Premier roman pour Philippe Marczewski et découverte d'une langue fluide, dont les méandres abreuvent l'imaginaire. Car "on n'habite jamais une ville, seulement l'idée que l'on s'en fait". Liège, je ne connais pas mais j'ai vu. Oh, juste une journée, une longue journée lors de laquelle j'en suis parti pour y revenir le soir-même après être passé par Bastogne, au sud, après 160 km de souffrance enchantée. Le Sud, justement, c'est un peu Liège : "tout ce vide du Sud que des milliers de gens ont fui voilà six décennies, qui les a poursuivis et les a rattrapés, les englue ici (...)", "un hommage au Sud qui nous aimante, une façon d'être à lui jusque dans ses malédictions". Oui, Liège est maudite, pleine de grisaille, et ce blues est une manière de conjurer sa prétendue noirceur ou ses folies modernistes qui, d'une manière ou d'une autre, dépoétisent. Liège obsède, piège et envahit les pensées du citadin désenchanté pour former des ombres dévorantes attachées aux mouvements du narrateur. Le constat amer d'une modernité incapable de comprendre les ruines et la poésie des pierres.

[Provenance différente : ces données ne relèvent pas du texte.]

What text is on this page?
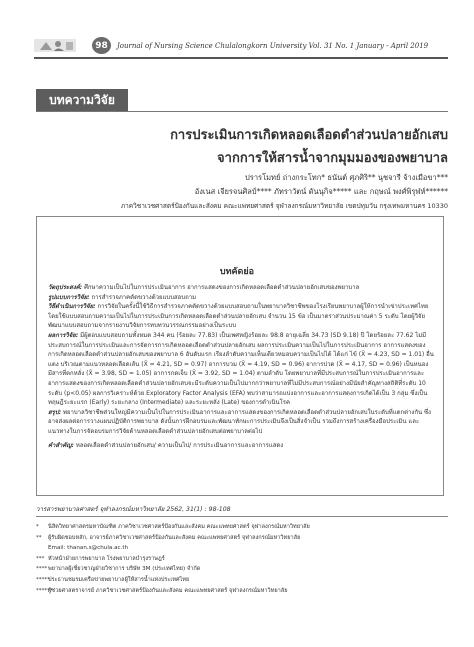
98	Journal of Nursing Science Chulalongkorn University Vol. 31 No. 1 January - April 2019
บทความวิจัย
การประเมินการเกิดหลอดเลือดดำส่วนปลายอักเสบ
จากการให้สารน้ำจากมุมมองของพยาบาล
ปรารโมทย์ ถ่างกระโทก* ธนันต์ ศุภศิริ** นุชจารี จ้างเมือขา***
อังเนส เจียรจนศิลป์**** ภัทราวัตน์ ดันนุกิจ***** และ กฤษณ์ พงศ์พิรุฬห์******
ภาควิชาเวชศาสตร์ป้องกันและสังคม คณะแพทยศาสตร์ จุฬาลงกรณ์มหาวิทยาลัย เขตปทุมวัน กรุงเทพมหานคร 10330
บทคัดย่อ

วัตถุประสงค์: ศึกษาความเป็นไปในการประเมินอาการ อาการแสดงของการเกิดหลอดเลือดดำส่วนปลายอักเสบของพยาบาล

รูปแบบการวิจัย: การสำรวจภาคตัดขวางด้วยแบบสอบถาม

วิธีดำเนินการวิจัย: การวิจัยในครั้งนี้ใช้วิธีการสำรวจภาคตัดขวางด้วยแบบสอบถามในพยาบาลวิชาชีพของโรงเรียนพยาบาลผู้ให้การนำเข่าประเทศไทย โดยใช้แบบสอบถามความเป็นไปในการประเมินการเกิดหลอดเลือดดำส่วนปลายอักเสบ จำนวน 15 ข้อ เป็นมาตราส่วนประมาณค่า 5 ระดับ โดยผู้วิจัยพัฒนาแบบสอบถามจากรายงานวิจัยการทบทวนวรรณกรรมอย่างเป็นระบบ

ผลการวิจัย: มีผู้ตอบแบบสอบถามทั้งหมด 344 คน (ร้อยละ 77.83) เป็นเพศหญิงร้อยละ 98.8 อายุเฉลี่ย 34.73 (SD 9.18) ปี โดยร้อยละ 77.62 ไม่มีประสบการณ์ในการประเมินและการจัดการการเกิดหลอดเลือดดำส่วนปลายอักเสบ ผลการประเมินความเป็นไปในการประเมินอาการ อาการแสดงของการเกิดหลอดเลือดดำส่วนปลายอักเสบของพยาบาล 6 อันดับแรก เรียงลำดับความเห็นเดียวหมอบความเป็นไปได้ ได้แก่ ไข้ (X̄ = 4.23, SD = 1.01) อื่นแดง บริเวณตามแนวหลอดเลือดเส้น (X̄ = 4.21, SD = 0.97) อาการบวม (X̄ = 4.19, SD = 0.96) อาการปวด (X̄ = 4.17, SD = 0.96) เป็นหนอง มีสารที่ตกหลั่ง (X̄ = 3.98, SD = 1.05) อาการกดเจ็บ (X̄ = 3.92, SD = 1.04) ตามลำดับ โดยพยาบาลที่มีประสบการณ์ในการประเมินอาการและอาการแสดงของการเกิดหลอดเลือดดำส่วนปลายอักเสบจะมีระดับความเป็นไปมากกว่าพยาบาลที่ไม่มีประสบการณ์อย่างมีนัยสำคัญทางสถิติที่ระดับ 10 ระดับ (p<0.05) ผลการวิเคราะห์ด้วย Exploratory Factor Analysis (EFA) พบว่าสามารถแบ่งอาการและอาการแสดงการเกิดได้เป็น 3 กลุ่ม ซึ่งเป็นทฤษฎีระยะแรก (Early) ระยะกลาง (Intermediate) และระยะหลัง (Late) ของการดำเนินโรค

สรุป: พยาบาลวิชาชีพส่วนใหญ่มีความเป็นไปในการประเมินอาการและอาการแสดงของการเกิดหลอดเลือดดำส่วนปลายอักเสบในระดับที่แตกต่างกัน ซึ่งอาจส่งผลต่อการวางแผนปฏิบัติการพยาบาล ดังนั้นการฝึกอบรมและพัฒนาทักษะการประเมินจึงเป็นสิ่งจำเป็น รวมถึงการสร้างเครื่องมือประเมิน และแนวทางในการจัดอบรมการวิจัยด้านหลอดเลือดดำส่วนปลายอักเสบต่อพยาบาลต่อไป

คำสำคัญ: หลอดเลือดดำส่วนปลายอักเสบ/ ความเป็นไป/ การประเมินอาการและอาการแสดง

วารสารพยาบาลศาสตร์ จุฬาลงกรณ์มหาวิทยาลัย 2562, 31(1) : 98-108
*	นิสิตวิทยาศาสตรมหาบัณฑิต ภาควิชาเวชศาสตร์ป้องกันและสังคม คณะแพทยศาสตร์ จุฬาลงกรณ์มหาวิทยาลัย
**	ผู้รับผิดชอบหลัก, อาจารย์ภาควิชาเวชศาสตร์ป้องกันและสังคม คณะแพทยศาสตร์ จุฬาลงกรณ์มหาวิทยาลัย
Email: thanan.s@chula.ac.th
*** หัวหน้าฝ่ายการพยาบาล โรงพยาบาลบำรุงราษฎร์
**** พยาบาลผู้เชี่ยวชาญฝ่ายวิชาการ บริษัท 3M (ประเทศไทย) จำกัด
*****
ประธานชมรมเครือข่ายพยาบาลผู้ให้สารน้ำแห่งประเทศไทย
******
ผู้ช่วยศาสตราจารย์ ภาควิชาเวชศาสตร์ป้องกันและสังคม คณะแพทยศาสตร์ จุฬาลงกรณ์มหาวิทยาลัย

En nous se déploie comme une nostalgie du fleuve en liberté, un regret des bras qui enlaçaient la ville, des saules tombant dans l'eau, des barques qui la traversaient chargées de fleurs de fruit de charbon, comme à Venise, comme à Bruges, mais tout cela est loin, l'eau est domestiquée, le fleuve est sous surveillance, en liberté conditionnelle et même la Légia, le ruisseau torrentiel qui nomme la ville est enterré, coule caché désormais et nous hante toujours comme la mauvaise conscience des actes fossoyeurs.

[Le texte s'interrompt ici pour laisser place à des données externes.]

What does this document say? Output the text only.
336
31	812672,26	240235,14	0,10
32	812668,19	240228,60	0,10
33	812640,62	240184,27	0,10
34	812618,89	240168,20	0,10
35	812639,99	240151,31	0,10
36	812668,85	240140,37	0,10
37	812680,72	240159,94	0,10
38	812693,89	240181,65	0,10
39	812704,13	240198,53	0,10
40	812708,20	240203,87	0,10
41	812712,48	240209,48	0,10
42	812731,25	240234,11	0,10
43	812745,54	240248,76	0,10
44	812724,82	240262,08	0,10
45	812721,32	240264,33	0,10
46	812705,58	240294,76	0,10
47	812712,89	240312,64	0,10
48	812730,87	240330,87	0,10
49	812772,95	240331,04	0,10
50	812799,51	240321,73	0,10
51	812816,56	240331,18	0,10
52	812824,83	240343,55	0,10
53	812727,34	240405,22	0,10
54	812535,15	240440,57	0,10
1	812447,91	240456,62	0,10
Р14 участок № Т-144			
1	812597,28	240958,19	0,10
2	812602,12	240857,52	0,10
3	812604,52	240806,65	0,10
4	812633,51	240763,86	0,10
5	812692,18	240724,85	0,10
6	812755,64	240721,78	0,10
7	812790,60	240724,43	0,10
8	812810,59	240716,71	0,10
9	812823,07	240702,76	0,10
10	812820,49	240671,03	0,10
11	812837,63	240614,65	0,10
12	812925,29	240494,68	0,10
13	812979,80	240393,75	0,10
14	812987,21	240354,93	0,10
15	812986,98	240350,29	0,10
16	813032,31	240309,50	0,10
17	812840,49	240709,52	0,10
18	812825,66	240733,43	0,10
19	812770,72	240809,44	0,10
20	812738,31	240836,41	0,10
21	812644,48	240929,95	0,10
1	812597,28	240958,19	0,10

Il faut donc les mots doux et chaloupés de Marczewski pour insuffler la sensibilité qu'on doit à Liège, renouveler ses images, lui donner ses couleurs. Lens est aussi belle que Rome, que Sheffield, que Liège, elles ont les formes qu'on leur prête avec nos yeux, nos oreilles et nos doigts. Écoutez sa petite musique entraînante, ses résonances pleines du bruit des semelles déformées sur les pavés, voyez les fantômes joyeux nés des fumées de la Meuse, humez l'odeur des sardines grillées à l'ombre d'une pile de béton et laissez vous bercer. Par une mélancolie toute minérale où l'amertume s'efface derrière le mystère des lieux, de l'ici et de l'ailleurs à peine tapis derrière la porte.
Carte intime d'une vie nomade et mentale, rêverie urbaine aux effluves de bière trappiste, ce Blues pour trois tombes et un fantôme n'a pas fini de célébrer l'impermanence des choses, de dessiner les formes d'une ville. De les écouler pour les libérer.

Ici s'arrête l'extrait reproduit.